Las autoridades catalanas han anunciado el lanzamiento de una ambiciosa iniciativa para los próximos cinco años. El objetivo es atraer 6.000 millones de euros en inversiones extranjeras hasta 2030. Esta medida busca no solo reforzar el papel de Cataluña en el mapa económico de Europa, sino también responder a los desafíos globales vinculados a los cambios en el comercio mundial y el auge del proteccionismo.
El plan prevé un notable aumento en el número de nuevos proyectos y empleos. Según las estimaciones del gobierno, llegarán a la región unos 600 nuevos proyectos de inversión y el número de filiales de empresas extranjeras alcanzará las 10.000. Esto permitirá la creación de aproximadamente 45.000 nuevos puestos de trabajo, algo especialmente relevante tras las recientes crisis económicas y la fuga de empresas de los últimos años.

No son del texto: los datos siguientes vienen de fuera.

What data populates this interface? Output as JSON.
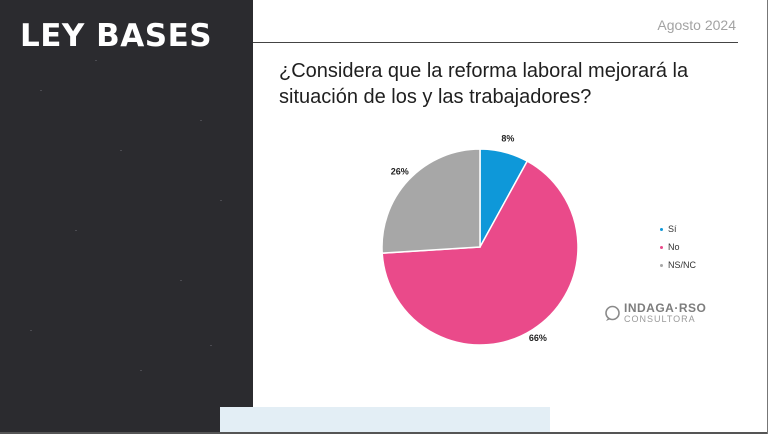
{
  "brand": "LEY BASES",
  "date": "Agosto 2024",
  "question": "¿Considera que la reforma laboral mejorará la situación de los y las trabajadores?",
  "logo": {
    "name": "INDAGA·RSO",
    "subtitle": "CONSULTORA"
  },
  "chart_data": {
    "type": "pie",
    "title": "¿Considera que la reforma laboral mejorará la situación de los y las trabajadores?",
    "slices": [
      {
        "label": "Sí",
        "value": 8,
        "display": "8%",
        "color": "#0e98d9"
      },
      {
        "label": "No",
        "value": 66,
        "display": "66%",
        "color": "#ea4a8a"
      },
      {
        "label": "NS/NC",
        "value": 26,
        "display": "26%",
        "color": "#a7a7a7"
      }
    ],
    "legend_position": "right"
  }
}
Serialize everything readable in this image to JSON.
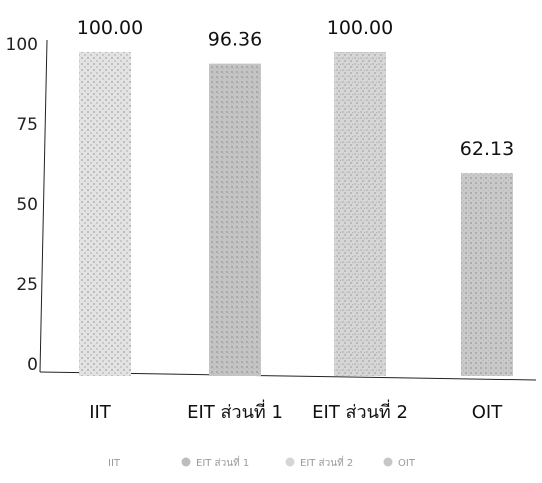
{
  "chart_data": {
    "type": "bar",
    "categories": [
      "IIT",
      "EIT ส่วนที่ 1",
      "EIT ส่วนที่ 2",
      "OIT"
    ],
    "values": [
      100.0,
      96.36,
      100.0,
      62.13
    ],
    "value_labels": [
      "100.00",
      "96.36",
      "100.00",
      "62.13"
    ],
    "ylim": [
      0,
      100
    ],
    "yticks": [
      0,
      25,
      50,
      75,
      100
    ],
    "title": "",
    "xlabel": "",
    "ylabel": "",
    "grid": false,
    "legend_position": "bottom",
    "legend": [
      "IIT",
      "EIT ส่วนที่ 1",
      "EIT ส่วนที่ 2",
      "OIT"
    ],
    "colors": [
      "#dcdcdc",
      "#bdbdbd",
      "#cfcfcf",
      "#c2c2c2"
    ]
  }
}
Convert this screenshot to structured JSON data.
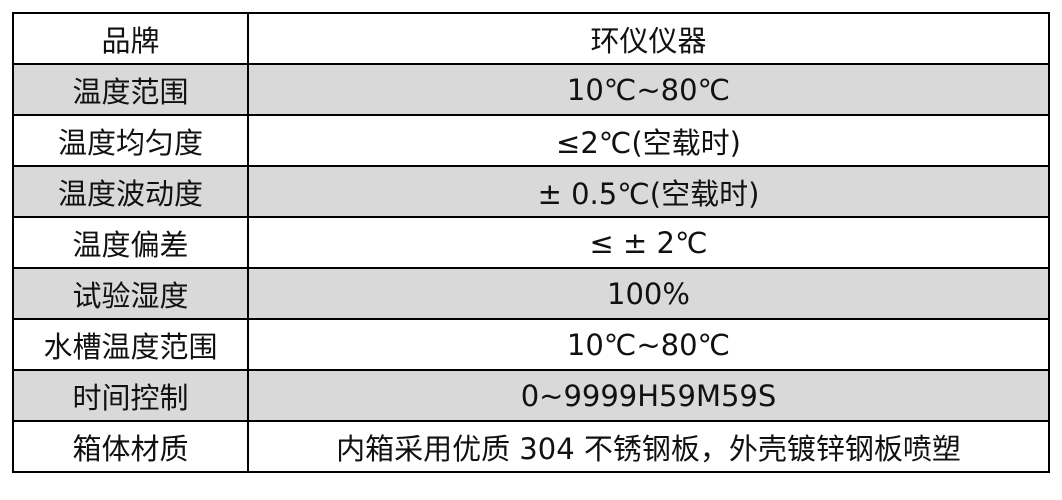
{
  "table": {
    "rows": [
      [
        "品牌",
        "环仪仪器"
      ],
      [
        "温度范围",
        "10℃~80℃"
      ],
      [
        "温度均匀度",
        "≤2℃(空载时)"
      ],
      [
        "温度波动度",
        "± 0.5℃(空载时)"
      ],
      [
        "温度偏差",
        "≤ ± 2℃"
      ],
      [
        "试验湿度",
        "100%"
      ],
      [
        "水槽温度范围",
        "10℃~80℃"
      ],
      [
        "时间控制",
        "0~9999H59M59S"
      ],
      [
        "箱体材质",
        "内箱采用优质 304 不锈钢板，外壳镀锌钢板喷塑"
      ]
    ]
  }
}
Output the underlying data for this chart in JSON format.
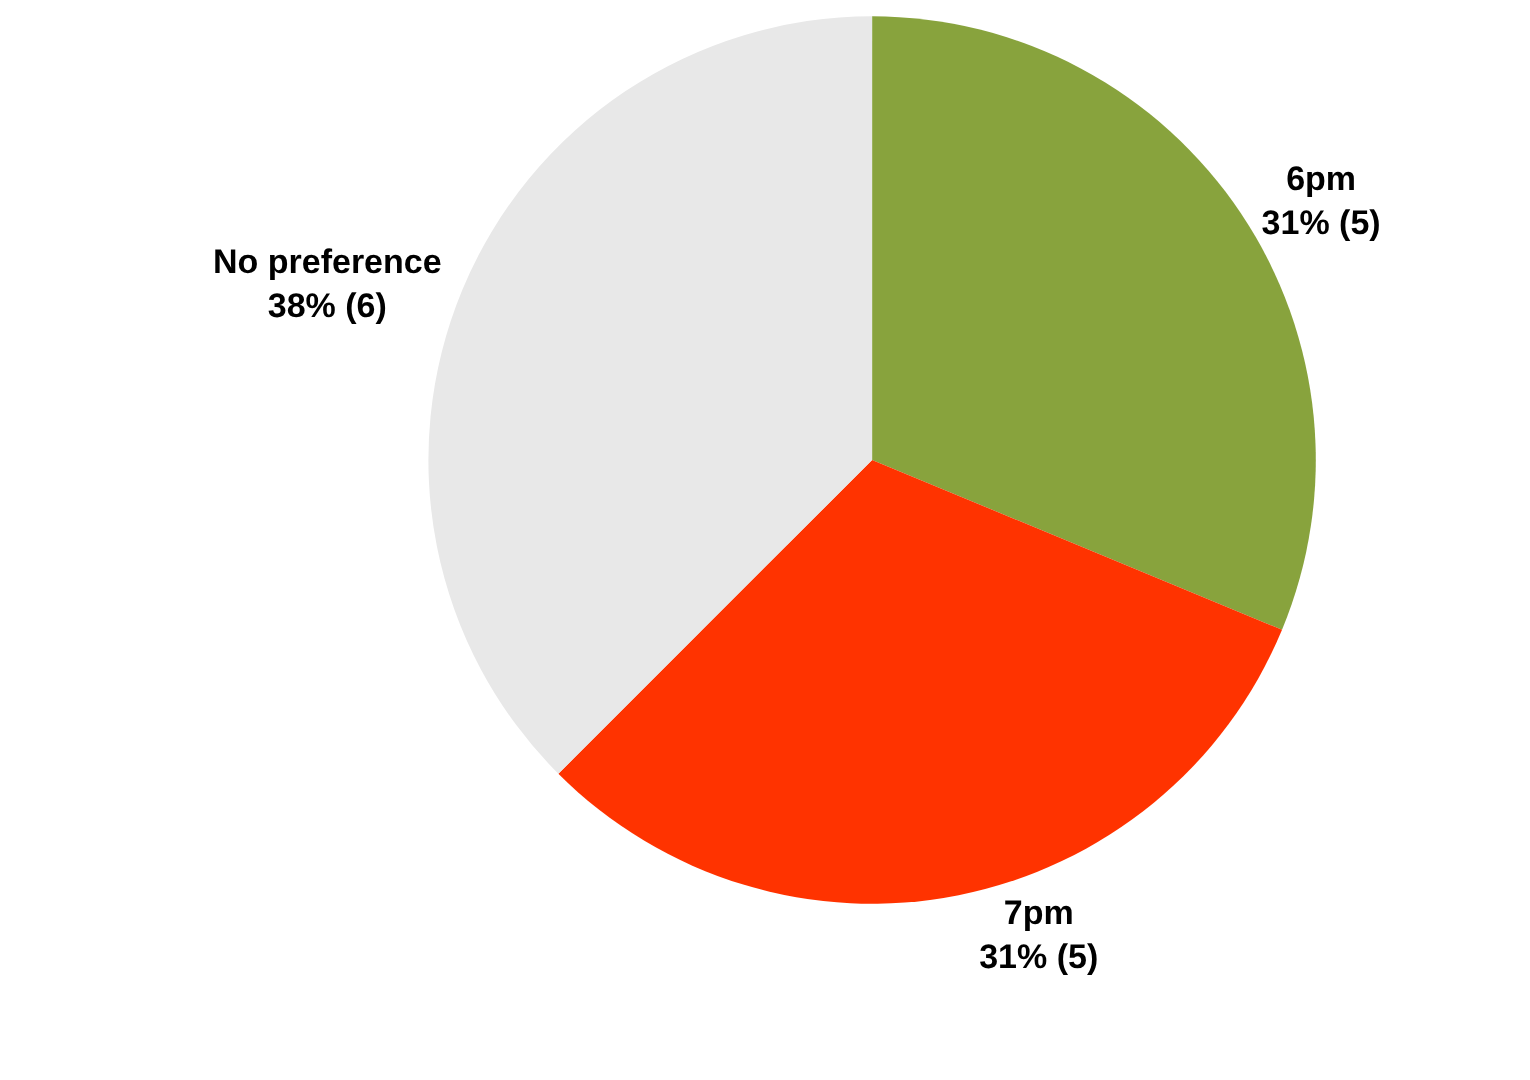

Apuesta por la industria y las regiones fuera de Barcelona
Se presta especial atención al desarrollo del sector industrial fuera del área metropolitana de la capital. Las autoridades subrayan que al menos la mitad de toda la inversión debe destinarse a proyectos industriales ubicados fuera de Barcelona. Este enfoque permitirá equilibrar el desarrollo económico y reducir la presión sobre la capital. Como ejemplo, mencionan empresas ya establecidas en Malgrat de Mar y Rubí, donde operan grandes compañías internacionales de los sectores farmacéutico y médico.
El reto principal no es solo atraer nuevos inversores, sino también apoyar a las empresas que ya están presentes en la región. Actualmente, casi una quinta parte de todos los empleos en Cataluña los generan firmas extranjeras, y las autoridades buscan mantener ese nivel alto.
Enfoque en mercados tecnológicos y economía verde
Cataluña trabaja activamente para fortalecer lazos con las principales economías asiáticas como Japón, Corea del Sur, China e India. Estados Unidos y países clave de Europa —Alemania, Francia, Reino Unido, Países Bajos y Bélgica— también siguen siendo prioritarios. Precisamente estos países concentran casi la mitad de todas las filiales extranjeras en la región.
Las autoridades apuestan por el desarrollo de la industria automotriz, buscando un papel de liderazgo en la transición hacia tecnologías limpias. Asimismo, entre las prioridades están el sector agroalimentario, la fabricación de semiconductores y la industria química, especialmente en la provincia de Tarragona. Cataluña además se propone convertirse en un hub para startups y empresas innovadoras, sobre todo en inteligencia artificial y tecnología aeroespacial. En los próximos años aquí estará el primer centro europeo de investigación 6G en órbita baja.
Cataluña: territorio para nuevas ideas
Para 2030, la región espera aumentar el número de startups a 3.000, lo que la convertiría en uno de los mercados más atractivos para empresas tecnológicas emergentes en el sur de Europa. Las autoridades están convencidas de que la combinación de una infraestructura desarrollada, personal cualificado y una actitud abierta hacia la innovación permitirá a Cataluña no solo recuperar su posición perdida, sino también alcanzar un nuevo nivel de desarrollo económico.